The Association of Superannuation Funds of Australia (ASFA) publishes quarterly retirement expenditure benchmarks. For FY2025, ASFA estimates that a "comfortable" retirement for a single person requires approximately $57,665 per year, and for a couple, approximately $81,785 per year. A "modest" retirement (above the Age Pension but with limited flexibility) costs approximately $34,218 (single) and $49,141 (couple). These figures assume the retiree owns their home outright — they increase significantly if rent or mortgage payments continue into retirement.

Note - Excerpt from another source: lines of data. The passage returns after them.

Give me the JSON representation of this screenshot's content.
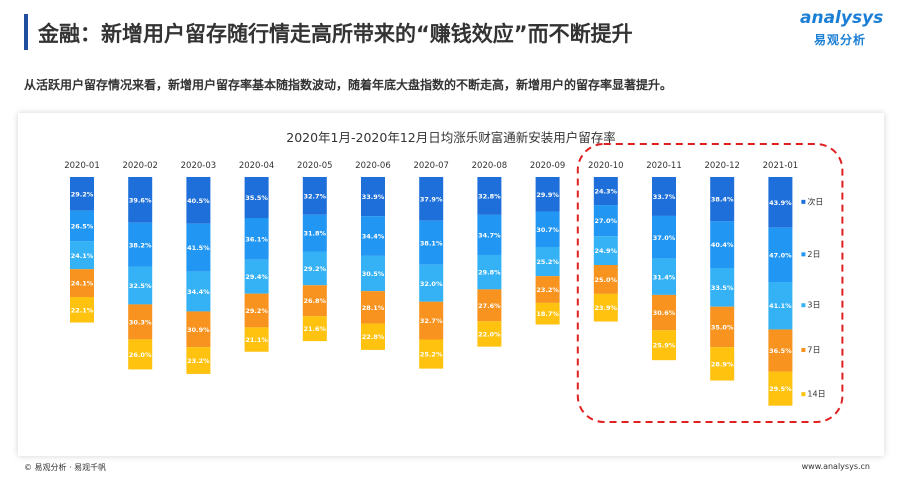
{
  "header": {
    "title": "金融：新增用户留存随行情走高所带来的“赚钱效应”而不断提升",
    "subtitle": "从活跃用户留存情况来看，新增用户留存率基本随指数波动，随着年底大盘指数的不断走高，新增用户的留存率显著提升。"
  },
  "logo": {
    "main": "analysys",
    "sub": "易观分析"
  },
  "footer": {
    "left": "© 易观分析 · 易观千帆",
    "right": "www.analysys.cn"
  },
  "colors": {
    "title_bar": "#1f4e9c",
    "highlight_box": "#e02020",
    "series": [
      "#1e6fd9",
      "#2196f3",
      "#35b2f5",
      "#f7931e",
      "#ffc20e"
    ]
  },
  "chart_data": {
    "type": "bar",
    "stacked": true,
    "title": "2020年1月-2020年12月日均涨乐财富通新安装用户留存率",
    "categories": [
      "2020-01",
      "2020-02",
      "2020-03",
      "2020-04",
      "2020-05",
      "2020-06",
      "2020-07",
      "2020-08",
      "2020-09",
      "2020-10",
      "2020-11",
      "2020-12",
      "2021-01"
    ],
    "series": [
      {
        "name": "次日",
        "values": [
          29.2,
          39.6,
          40.5,
          35.5,
          32.7,
          33.9,
          37.9,
          32.8,
          29.9,
          24.3,
          33.7,
          38.4,
          43.9
        ]
      },
      {
        "name": "2日",
        "values": [
          26.5,
          38.2,
          41.5,
          36.1,
          31.8,
          34.4,
          38.1,
          34.7,
          30.7,
          27.0,
          37.0,
          40.4,
          47.0
        ]
      },
      {
        "name": "3日",
        "values": [
          24.1,
          32.5,
          34.4,
          29.4,
          29.2,
          30.5,
          32.0,
          29.8,
          25.2,
          24.9,
          31.4,
          33.5,
          41.1
        ]
      },
      {
        "name": "7日",
        "values": [
          24.1,
          30.3,
          30.9,
          29.2,
          26.8,
          28.1,
          32.7,
          27.6,
          23.2,
          25.0,
          30.6,
          35.0,
          36.5
        ]
      },
      {
        "name": "14日",
        "values": [
          22.1,
          26.0,
          23.2,
          21.1,
          21.6,
          22.8,
          25.2,
          22.0,
          18.7,
          23.9,
          25.9,
          28.9,
          29.5
        ]
      }
    ],
    "legend_position": "right",
    "grid": false,
    "highlight_categories": [
      "2020-10",
      "2020-11",
      "2020-12",
      "2021-01"
    ]
  }
}
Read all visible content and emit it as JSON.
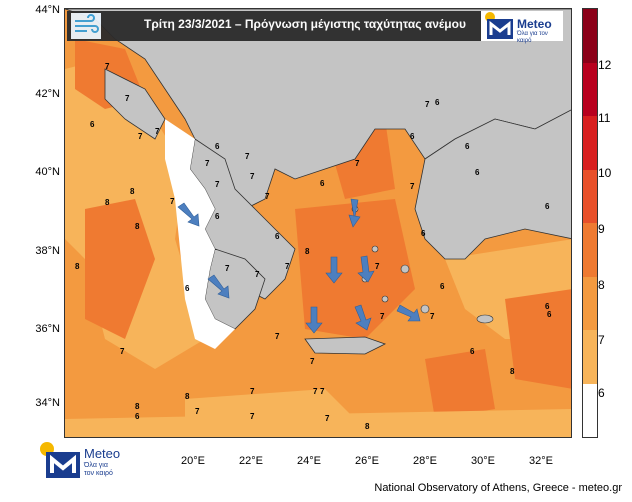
{
  "title": "Τρίτη 23/3/2021 – Πρόγνωση μέγιστης ταχύτητας ανέμου",
  "brand": {
    "name": "Meteo",
    "tagline_1": "Όλα για",
    "tagline_2": "τον καιρό",
    "color": "#1a3d8f",
    "sun_color": "#f5b800"
  },
  "credit": "National Observatory of Athens, Greece - meteo.gr",
  "lat_labels": [
    "44°N",
    "42°N",
    "40°N",
    "38°N",
    "36°N",
    "34°N"
  ],
  "lon_labels": [
    "20°E",
    "22°E",
    "24°E",
    "26°E",
    "28°E",
    "30°E",
    "32°E"
  ],
  "colorbar": {
    "labels": [
      "12",
      "11",
      "10",
      "9",
      "8",
      "7",
      "6"
    ],
    "colors": [
      "#8b0018",
      "#b8001e",
      "#d81f1f",
      "#e8502a",
      "#ef7a31",
      "#f39a40",
      "#f7b45a",
      "#ffffff"
    ]
  },
  "map_colors": {
    "land": "#c4c4c4",
    "sea_low": "#ffffff",
    "sea_6": "#f7b45a",
    "sea_7": "#f39a40",
    "sea_8": "#ef7a31",
    "sea_9": "#e8502a",
    "arrow": "#4d7fbf"
  },
  "contour_labels": [
    "7",
    "6",
    "7",
    "7",
    "8",
    "7",
    "7",
    "7",
    "7",
    "6",
    "6",
    "7",
    "7",
    "7",
    "7",
    "6",
    "8",
    "8",
    "7",
    "8",
    "6",
    "7",
    "6",
    "6",
    "7",
    "6",
    "6",
    "6",
    "7",
    "6",
    "8",
    "7",
    "7",
    "6",
    "6",
    "6",
    "6",
    "7",
    "7",
    "7",
    "7",
    "6",
    "8",
    "7",
    "7",
    "8",
    "6",
    "7",
    "7",
    "7",
    "8",
    "7",
    "8",
    "7"
  ]
}
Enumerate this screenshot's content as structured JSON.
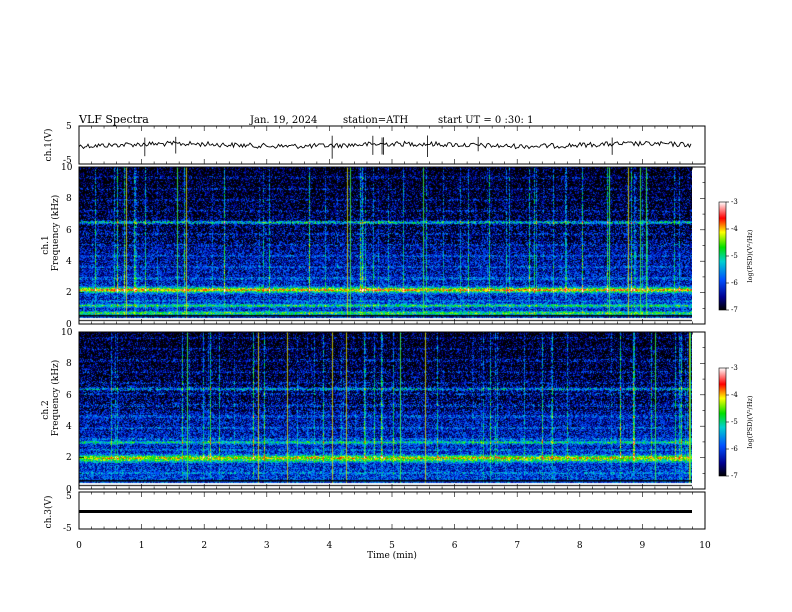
{
  "header": {
    "title": "VLF Spectra",
    "date": "Jan. 19, 2024",
    "station": "station=ATH",
    "start_ut": "start UT = 0 :30: 1"
  },
  "chart_data": [
    {
      "type": "line",
      "panel": "ch1-waveform",
      "ylabel": "ch.1(V)",
      "yticks": [
        "5",
        "-5"
      ],
      "ylim": [
        -5,
        5
      ],
      "xlim": [
        0,
        10
      ],
      "baseline_value": 0,
      "color": "#000000"
    },
    {
      "type": "heatmap",
      "panel": "ch1-spectrogram",
      "ylabel": "ch.1 Frequency (kHz)",
      "ylabel_line1": "ch.1",
      "ylabel_line2": "Frequency (kHz)",
      "yticks": [
        "0",
        "2",
        "4",
        "6",
        "8",
        "10"
      ],
      "ylim": [
        0,
        10
      ],
      "xlim": [
        0,
        10
      ],
      "colorbar": {
        "label": "log(PSD)(V²/Hz)",
        "ticks": [
          "-3",
          "-4",
          "-5",
          "-6",
          "-7"
        ],
        "range": [
          -7,
          -3
        ]
      },
      "strong_bands_khz": [
        2.2,
        1.2,
        0.7,
        6.5
      ]
    },
    {
      "type": "heatmap",
      "panel": "ch2-spectrogram",
      "ylabel": "ch.2 Frequency (kHz)",
      "ylabel_line1": "ch.2",
      "ylabel_line2": "Frequency (kHz)",
      "yticks": [
        "0",
        "2",
        "4",
        "6",
        "8",
        "10"
      ],
      "ylim": [
        0,
        10
      ],
      "xlim": [
        0,
        10
      ],
      "colorbar": {
        "label": "log(PSD)(V²/Hz)",
        "ticks": [
          "-3",
          "-4",
          "-5",
          "-6",
          "-7"
        ],
        "range": [
          -7,
          -3
        ]
      },
      "strong_bands_khz": [
        2.0,
        3.0,
        6.4
      ]
    },
    {
      "type": "line",
      "panel": "ch3-waveform",
      "ylabel": "ch.3(V)",
      "yticks": [
        "5",
        "-5"
      ],
      "ylim": [
        -5,
        5
      ],
      "xlim": [
        0,
        10
      ],
      "baseline_value": -2,
      "color": "#000000"
    }
  ],
  "xaxis": {
    "label": "Time (min)",
    "ticks": [
      "0",
      "1",
      "2",
      "3",
      "4",
      "5",
      "6",
      "7",
      "8",
      "9",
      "10"
    ],
    "range": [
      0,
      10
    ]
  },
  "colors": {
    "frame": "#000000",
    "background": "#ffffff"
  }
}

The Superannuation Guarantee trajectory
The SG rate — the mandatory employer super contribution — has risen from 9% in 2014 to 11.5% in FY2025, and is legislated to reach 12% from 1 July 2025. This gradual increase is designed to lift the retirement savings of future cohorts, but it means that younger workers today will accumulate meaningfully more super over their careers than their parents did — provided they stay engaged with their fund, select appropriate investment options, and manage fees. For a 30-year-old earning $90,000, the difference between 9% and 12% SG compounded over 35 years at 7% can exceed $250,000 at retirement.

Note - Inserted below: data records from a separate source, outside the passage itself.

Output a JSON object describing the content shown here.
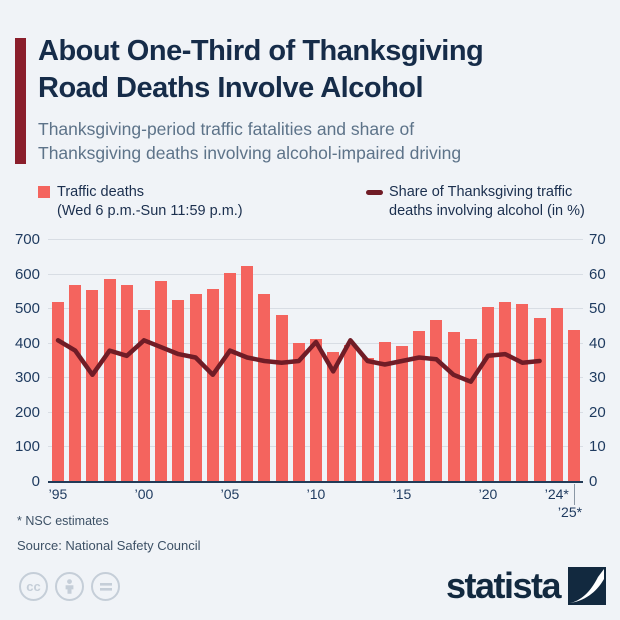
{
  "header": {
    "title_line1": "About One-Third of Thanksgiving",
    "title_line2": "Road Deaths Involve Alcohol",
    "subtitle_line1": "Thanksgiving-period traffic fatalities and share of",
    "subtitle_line2": "Thanksgiving deaths involving alcohol-impaired driving"
  },
  "legend": {
    "bars_line1": "Traffic deaths",
    "bars_line2": "(Wed 6 p.m.-Sun 11:59 p.m.)",
    "line_line1": "Share of Thanksgiving traffic",
    "line_line2": "deaths involving alcohol (in %)"
  },
  "chart_data": {
    "type": "bar+line",
    "x": [
      1995,
      1996,
      1997,
      1998,
      1999,
      2000,
      2001,
      2002,
      2003,
      2004,
      2005,
      2006,
      2007,
      2008,
      2009,
      2010,
      2011,
      2012,
      2013,
      2014,
      2015,
      2016,
      2017,
      2018,
      2019,
      2020,
      2021,
      2022,
      2023,
      2024,
      2025
    ],
    "series": [
      {
        "name": "Traffic deaths (Wed 6 p.m.-Sun 11:59 p.m.)",
        "type": "bar",
        "axis": "left",
        "values": [
          520,
          571,
          555,
          588,
          569,
          497,
          581,
          527,
          544,
          557,
          606,
          624,
          543,
          484,
          403,
          415,
          375,
          395,
          360,
          405,
          393,
          438,
          469,
          434,
          413,
          506,
          521,
          516,
          474,
          503,
          440
        ]
      },
      {
        "name": "Share of Thanksgiving traffic deaths involving alcohol (in %)",
        "type": "line",
        "axis": "right",
        "values": [
          41,
          38,
          31,
          38,
          36.5,
          41,
          39,
          37,
          36,
          31,
          38,
          36,
          35,
          34.5,
          35,
          40.5,
          32,
          41,
          35,
          34,
          35,
          36,
          35.5,
          31,
          29,
          36.5,
          37,
          34.5,
          35,
          null,
          null
        ]
      }
    ],
    "left_axis": {
      "min": 0,
      "max": 700,
      "ticks": [
        0,
        100,
        200,
        300,
        400,
        500,
        600,
        700
      ]
    },
    "right_axis": {
      "min": 0,
      "max": 70,
      "ticks": [
        0,
        10,
        20,
        30,
        40,
        50,
        60,
        70
      ]
    },
    "x_ticks": [
      {
        "label": "’95",
        "index": 0,
        "row": 1
      },
      {
        "label": "’00",
        "index": 5,
        "row": 1
      },
      {
        "label": "’05",
        "index": 10,
        "row": 1
      },
      {
        "label": "’10",
        "index": 15,
        "row": 1
      },
      {
        "label": "’15",
        "index": 20,
        "row": 1
      },
      {
        "label": "’20",
        "index": 25,
        "row": 1
      },
      {
        "label": "’24*",
        "index": 29,
        "row": 1
      },
      {
        "label": "’25*",
        "index": 30,
        "row": 2
      }
    ],
    "grid": true,
    "legend_position": "top",
    "colors": {
      "bar": "#f4645e",
      "line": "#701c26",
      "gridline": "#d8dde4",
      "baseline": "#223a57",
      "accent": "#8a1e2b"
    }
  },
  "footer": {
    "footnote": "* NSC estimates",
    "source": "Source: National Safety Council",
    "brand": "statista",
    "cc_label": "cc"
  }
}
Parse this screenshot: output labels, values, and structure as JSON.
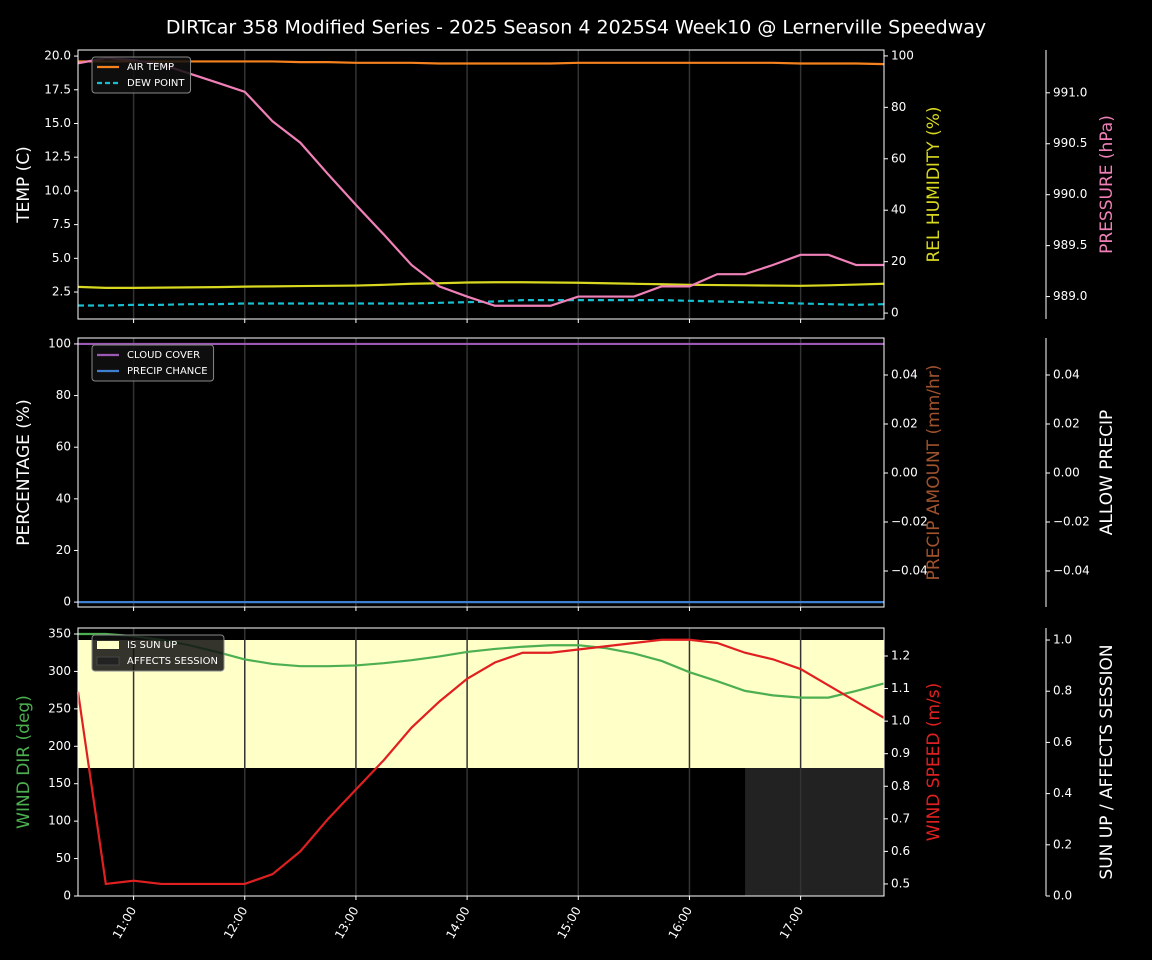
{
  "title": "DIRTcar 358 Modified Series - 2025 Season 4 2025S4 Week10 @ Lernerville Speedway",
  "chart_data": [
    {
      "type": "line",
      "ylabel": "TEMP (C)",
      "ylabel_color": "#ffffff",
      "ylim": [
        0.5,
        20.45
      ],
      "yticks": [
        2.5,
        {
          "value": 5,
          "label": "5.0"
        },
        7.5,
        {
          "value": 10,
          "label": "10.0"
        },
        12.5,
        {
          "value": 15,
          "label": "15.0"
        },
        17.5,
        {
          "value": 20,
          "label": "20.0"
        }
      ],
      "y2label": "REL HUMIDITY (%)",
      "y2label_color": "#d8d820",
      "y2lim": [
        -2.3,
        102.3
      ],
      "y2ticks": [
        0,
        20,
        40,
        60,
        80,
        100
      ],
      "y3label": "PRESSURE (hPa)",
      "y3label_color": "#f080b8",
      "y3lim": [
        988.78,
        991.42
      ],
      "y3ticks": [
        {
          "value": 989,
          "label": "989.0"
        },
        989.5,
        {
          "value": 990,
          "label": "990.0"
        },
        990.5,
        {
          "value": 991,
          "label": "991.0"
        }
      ],
      "legend": "upper left",
      "x": [
        "10:30",
        "10:45",
        "11:00",
        "11:15",
        "11:30",
        "11:45",
        "12:00",
        "12:15",
        "12:30",
        "12:45",
        "13:00",
        "13:15",
        "13:30",
        "13:45",
        "14:00",
        "14:15",
        "14:30",
        "14:45",
        "15:00",
        "15:15",
        "15:30",
        "15:45",
        "16:00",
        "16:15",
        "16:30",
        "16:45",
        "17:00",
        "17:15",
        "17:30",
        "17:45"
      ],
      "series": [
        {
          "name": "AIR TEMP",
          "color": "#f5821f",
          "values": [
            19.6,
            19.6,
            19.6,
            19.6,
            19.6,
            19.6,
            19.6,
            19.6,
            19.55,
            19.55,
            19.5,
            19.5,
            19.5,
            19.45,
            19.45,
            19.45,
            19.45,
            19.45,
            19.5,
            19.5,
            19.5,
            19.5,
            19.5,
            19.5,
            19.5,
            19.5,
            19.45,
            19.45,
            19.45,
            19.4
          ]
        },
        {
          "name": "DEW POINT",
          "color": "#17becf",
          "dash": true,
          "values": [
            1.5,
            1.5,
            1.55,
            1.55,
            1.6,
            1.6,
            1.65,
            1.65,
            1.65,
            1.65,
            1.65,
            1.65,
            1.65,
            1.7,
            1.75,
            1.8,
            1.9,
            1.9,
            1.9,
            1.9,
            1.9,
            1.9,
            1.85,
            1.8,
            1.75,
            1.7,
            1.65,
            1.6,
            1.55,
            1.6
          ]
        },
        {
          "color": "#d8d820",
          "axis": "y2",
          "values": [
            10.2,
            9.8,
            9.8,
            9.9,
            10,
            10.1,
            10.3,
            10.4,
            10.5,
            10.6,
            10.7,
            11,
            11.4,
            11.6,
            11.9,
            12,
            12,
            11.9,
            11.8,
            11.6,
            11.4,
            11.2,
            11,
            10.9,
            10.8,
            10.7,
            10.6,
            10.8,
            11.1,
            11.4
          ]
        },
        {
          "color": "#f080b8",
          "axis": "y3",
          "values": [
            991.29,
            991.34,
            991.32,
            991.28,
            991.19,
            991.1,
            991.01,
            990.72,
            990.51,
            990.2,
            989.9,
            989.61,
            989.31,
            989.1,
            989.0,
            988.91,
            988.91,
            988.91,
            989.0,
            989.0,
            989.0,
            989.1,
            989.1,
            989.22,
            989.22,
            989.31,
            989.41,
            989.41,
            989.31,
            989.31
          ]
        }
      ]
    },
    {
      "type": "line",
      "ylabel": "PERCENTAGE (%)",
      "ylabel_color": "#ffffff",
      "ylim": [
        -1.9,
        102.3
      ],
      "yticks": [
        0,
        20,
        40,
        60,
        80,
        100
      ],
      "y2label": "PRECIP AMOUNT (mm/hr)",
      "y2label_color": "#a0522d",
      "y2lim": [
        -0.0547,
        0.0551
      ],
      "y2ticks": [
        {
          "value": -0.04,
          "label": "−0.04"
        },
        {
          "value": -0.02,
          "label": "−0.02"
        },
        {
          "value": 0,
          "label": "0.00"
        },
        0.02,
        0.04
      ],
      "y3label": "ALLOW PRECIP",
      "y3label_color": "#ffffff",
      "y3lim": [
        -0.0547,
        0.0551
      ],
      "y3ticks": [
        {
          "value": -0.04,
          "label": "−0.04"
        },
        {
          "value": -0.02,
          "label": "−0.02"
        },
        {
          "value": 0,
          "label": "0.00"
        },
        0.02,
        0.04
      ],
      "legend": "upper left",
      "x": [
        "10:30",
        "10:45",
        "11:00",
        "11:15",
        "11:30",
        "11:45",
        "12:00",
        "12:15",
        "12:30",
        "12:45",
        "13:00",
        "13:15",
        "13:30",
        "13:45",
        "14:00",
        "14:15",
        "14:30",
        "14:45",
        "15:00",
        "15:15",
        "15:30",
        "15:45",
        "16:00",
        "16:15",
        "16:30",
        "16:45",
        "17:00",
        "17:15",
        "17:30",
        "17:45"
      ],
      "series": [
        {
          "name": "CLOUD COVER",
          "color": "#9b59b6",
          "values": [
            100,
            100,
            100,
            100,
            100,
            100,
            100,
            100,
            100,
            100,
            100,
            100,
            100,
            100,
            100,
            100,
            100,
            100,
            100,
            100,
            100,
            100,
            100,
            100,
            100,
            100,
            100,
            100,
            100,
            100
          ]
        },
        {
          "name": "PRECIP CHANCE",
          "color": "#3f7fd0",
          "values": [
            0,
            0,
            0,
            0,
            0,
            0,
            0,
            0,
            0,
            0,
            0,
            0,
            0,
            0,
            0,
            0,
            0,
            0,
            0,
            0,
            0,
            0,
            0,
            0,
            0,
            0,
            0,
            0,
            0,
            0
          ]
        }
      ]
    },
    {
      "type": "line",
      "ylabel": "WIND DIR (deg)",
      "ylabel_color": "#4caf50",
      "ylim": [
        0,
        358
      ],
      "yticks": [
        0,
        50,
        100,
        150,
        200,
        250,
        300,
        350
      ],
      "y2label": "WIND SPEED (m/s)",
      "y2label_color": "#e02020",
      "y2lim": [
        0.463,
        1.286
      ],
      "y2ticks": [
        0.5,
        0.6,
        0.7,
        0.8,
        0.9,
        {
          "value": 1,
          "label": "1.0"
        },
        1.1,
        1.2
      ],
      "y3label": "SUN UP / AFFECTS SESSION",
      "y3label_color": "#ffffff",
      "y3lim": [
        0,
        1.047
      ],
      "y3ticks": [
        {
          "value": 0,
          "label": "0.0"
        },
        0.2,
        0.4,
        0.6,
        0.8,
        {
          "value": 1,
          "label": "1.0"
        }
      ],
      "legend": "upper left",
      "x": [
        "10:30",
        "10:45",
        "11:00",
        "11:15",
        "11:30",
        "11:45",
        "12:00",
        "12:15",
        "12:30",
        "12:45",
        "13:00",
        "13:15",
        "13:30",
        "13:45",
        "14:00",
        "14:15",
        "14:30",
        "14:45",
        "15:00",
        "15:15",
        "15:30",
        "15:45",
        "16:00",
        "16:15",
        "16:30",
        "16:45",
        "17:00",
        "17:15",
        "17:30",
        "17:45"
      ],
      "xlim": [
        "10:30",
        "17:45"
      ],
      "xticks": [
        "11:00",
        "12:00",
        "13:00",
        "14:00",
        "15:00",
        "16:00",
        "17:00"
      ],
      "series": [
        {
          "name": "IS SUN UP",
          "type": "area",
          "base": 0.5,
          "color": "#ffffc8",
          "axis": "y3",
          "values": [
            1,
            1,
            1,
            1,
            1,
            1,
            1,
            1,
            1,
            1,
            1,
            1,
            1,
            1,
            1,
            1,
            1,
            1,
            1,
            1,
            1,
            1,
            1,
            1,
            1,
            1,
            1,
            1,
            1,
            1
          ]
        },
        {
          "name": "AFFECTS SESSION",
          "type": "area",
          "color": "#222222",
          "axis": "y3",
          "values": [
            null,
            null,
            null,
            null,
            null,
            null,
            null,
            null,
            null,
            null,
            null,
            null,
            null,
            null,
            null,
            null,
            null,
            null,
            null,
            null,
            null,
            null,
            null,
            null,
            0.5,
            0.5,
            0.5,
            0.5,
            0.5,
            0.5
          ]
        },
        {
          "color": "#4caf50",
          "values": [
            350,
            350,
            347,
            342,
            335,
            326,
            316,
            310,
            307,
            307,
            308,
            311,
            315,
            320,
            326,
            330,
            333,
            335,
            335,
            331,
            324,
            314,
            299,
            287,
            274,
            268,
            265,
            265,
            274,
            284
          ]
        },
        {
          "color": "#e02020",
          "axis": "y2",
          "values": [
            1.09,
            0.5,
            0.51,
            0.5,
            0.5,
            0.5,
            0.5,
            0.53,
            0.6,
            0.7,
            0.79,
            0.88,
            0.98,
            1.06,
            1.13,
            1.18,
            1.21,
            1.21,
            1.22,
            1.23,
            1.24,
            1.25,
            1.25,
            1.24,
            1.21,
            1.19,
            1.16,
            1.11,
            1.06,
            1.01
          ]
        }
      ]
    }
  ]
}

Sequence of returns risk — the retirement decade
The decade immediately before and immediately after retirement is the most financially vulnerable period for a super investor. A sustained market downturn in this window — known as sequence-of-returns risk — can permanently impair your retirement income capacity because you have less time to recover, and you may be drawing down capital into a falling market. This is why most financial advisers recommend gradually de-risking the portfolio in the five years before planned retirement — shifting from growth assets toward more defensive allocations — even if long-run returns are slightly lower.